Bulk plant. That portion of a property where flammable liquids are received by tank vessel, pipelines, tank car, or tank vehicle, and are stored or blended in bulk for the purpose of distributing such liquids by tank vessel, pipeline, tank car, tank vehicle, or container.
Chemical plant. A large integrated plant or that portion of such a plant other than a refinery or distillery where flammable liquids are produced by chemical reactions or used in chemical reactions.
Closed container. A container as herein defined, so sealed by means of a lid or other device that neither liquid nor vapor will escape from it at ordinary temperatures.
Combustible liquid. Any liquid having a flashpoint at or above 100°F (37.8°C). Combustible liquids must be divided into two classes as follows:
(a) Class II liquids. Include those with flashpoints at or above 100°F (37.8°C) and below 140°F (60°C), except any mixture having components with flashpoints of 200°F (93.3°C) or higher, the volume of which make up ninety-nine percent or more of the total volume of the mixture.
(b) Class III liquids. Include those with flashpoints at or above 140°F (60°C). Class III liquids are subdivided into two subclasses:
(i) Class IIIA liquids. Include those with flashpoints at or above 140°F (60°C) and below 200°F (93.3°C) except any mixture having components with flashpoints of 200°F (93.3°C) or higher, the total volume of which make up ninety-nine percent or more of the total volume of the mixture.
(ii) Class IIIB liquids. Include those with flashpoints at or above 200°F (93.3°C). This section does not cover Class IIIB liquids. Where the term "Class III liquids" is used in this section, it means only Class IIIA liquids.
(c) When a combustible liquid is heated for use to within 30°F (16.7°C) of its flashpoint, it must be handled in accordance with the requirements for the next lower class of liquids.
Container. Any can, barrel, or drum.
Crude petroleum. Hydrocarbon mixtures that have a flash point below 150°F and which have not been processed in a refinery.
Distillery. A plant or that portion of a plant where flammable liquids produced by fermentation are concentrated, and where the concentrated products may also be mixed, stored, or packaged.

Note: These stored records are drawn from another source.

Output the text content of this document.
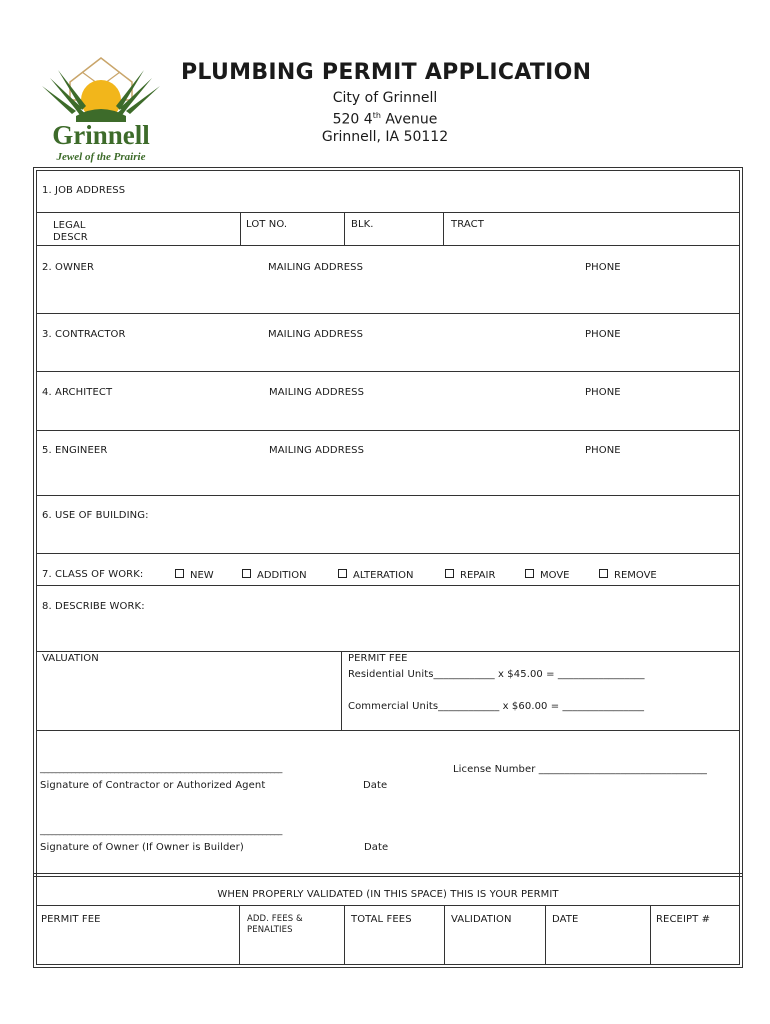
Grinnell
Jewel of the Prairie
PLUMBING PERMIT APPLICATION
City of Grinnell
520 4th Avenue
Grinnell, IA 50112
1. JOB ADDRESS
LEGAL
DESCR
LOT NO.	BLK.	TRACT
2. OWNER	MAILING ADDRESS	PHONE
3. CONTRACTOR	MAILING ADDRESS	PHONE
4. ARCHITECT	MAILING ADDRESS	PHONE
5. ENGINEER	MAILING ADDRESS	PHONE
6. USE OF BUILDING:
7. CLASS OF WORK:	NEW	ADDITION	ALTERATION	REPAIR	MOVE	REMOVE
8. DESCRIBE WORK:
VALUATION	PERMIT FEE
Residential Units____________ x $45.00 = _________________
Commercial Units____________ x $60.00 = ________________
______________________________________________________________	License Number _________________________________
Signature of Contractor or Authorized Agent	Date
______________________________________________________________
Signature of Owner (If Owner is Builder)	Date
WHEN PROPERLY VALIDATED (IN THIS SPACE) THIS IS YOUR PERMIT
PERMIT FEE	ADD. FEES &
PENALTIES
TOTAL FEES	VALIDATION	DATE	RECEIPT #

Fire area. An area of a building separated from the remainder of the building by construction having a fire resistance of at least one hour and having all communicating openings properly protected by an assembly having a fire resistance rating of at least one hour.
Fire resistance or fire resistive construction. Construction to resist the spread of fire.

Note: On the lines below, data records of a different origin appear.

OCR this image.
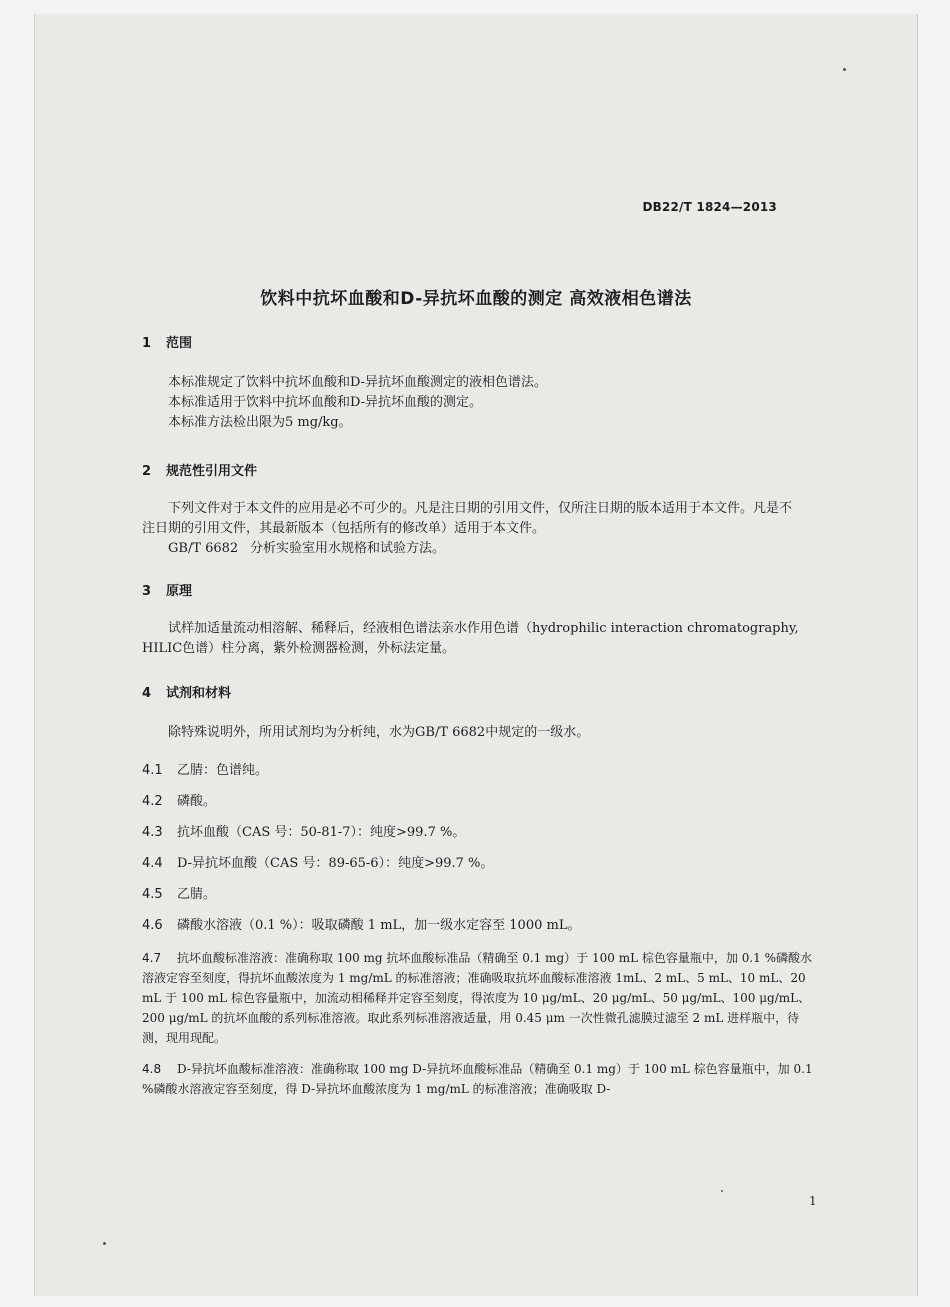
DB22/T 1824—2013
饮料中抗坏血酸和D-异抗坏血酸的测定 高效液相色谱法
1 范围

本标准规定了饮料中抗坏血酸和D-异抗坏血酸测定的液相色谱法。

本标准适用于饮料中抗坏血酸和D-异抗坏血酸的测定。

本标准方法检出限为5 mg/kg。

2 规范性引用文件

下列文件对于本文件的应用是必不可少的。凡是注日期的引用文件，仅所注日期的版本适用于本文件。凡是不注日期的引用文件，其最新版本（包括所有的修改单）适用于本文件。

GB/T 6682 分析实验室用水规格和试验方法。

3 原理

试样加适量流动相溶解、稀释后，经液相色谱法亲水作用色谱（hydrophilic interaction chromatography, HILIC色谱）柱分离，紫外检测器检测，外标法定量。

4 试剂和材料

除特殊说明外，所用试剂均为分析纯，水为GB/T 6682中规定的一级水。

4.1 乙腈：色谱纯。
4.2 磷酸。
4.3 抗坏血酸（CAS 号：50-81-7）：纯度>99.7 %。
4.4 D-异抗坏血酸（CAS 号：89-65-6）：纯度>99.7 %。
4.5 乙腈。
4.6 磷酸水溶液（0.1 %）：吸取磷酸 1 mL，加一级水定容至 1000 mL。

4.7 抗坏血酸标准溶液：准确称取 100 mg 抗坏血酸标准品（精确至 0.1 mg）于 100 mL 棕色容量瓶中，加 0.1 %磷酸水溶液定容至刻度，得抗坏血酸浓度为 1 mg/mL 的标准溶液；准确吸取抗坏血酸标准溶液 1mL、2 mL、5 mL、10 mL、20 mL 于 100 mL 棕色容量瓶中，加流动相稀释并定容至刻度，得浓度为 10 μg/mL、20 μg/mL、50 μg/mL、100 μg/mL、200 μg/mL 的抗坏血酸的系列标准溶液。取此系列标准溶液适量，用 0.45 μm 一次性微孔滤膜过滤至 2 mL 进样瓶中，待测，现用现配。

4.8 D-异抗坏血酸标准溶液：准确称取 100 mg D-异抗坏血酸标准品（精确至 0.1 mg）于 100 mL 棕色容量瓶中，加 0.1 %磷酸水溶液定容至刻度，得 D-异抗坏血酸浓度为 1 mg/mL 的标准溶液；准确吸取 D-

1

Flammable aerosol. A flammable aerosol as defined under WAC 296-901-14024, Appendix BPhysical hazard criteria. For the purposes of WAC 296-24-33009, such aerosols are considered Category 1 flammable liquids.
Flammable liquid. Any liquid having a flashpoint at or below 199.4°F (93°C). Flammable liquids are divided into four categories as follows:
(a) Category 1 includes liquids having flashpoints below 73.4°F (23°C) and having a boiling point at or below 95°F (35°C).
(b) Category 2 includes liquids having flashpoints below 73.4°F (23°C) and having a boiling point above 95°F (35°C).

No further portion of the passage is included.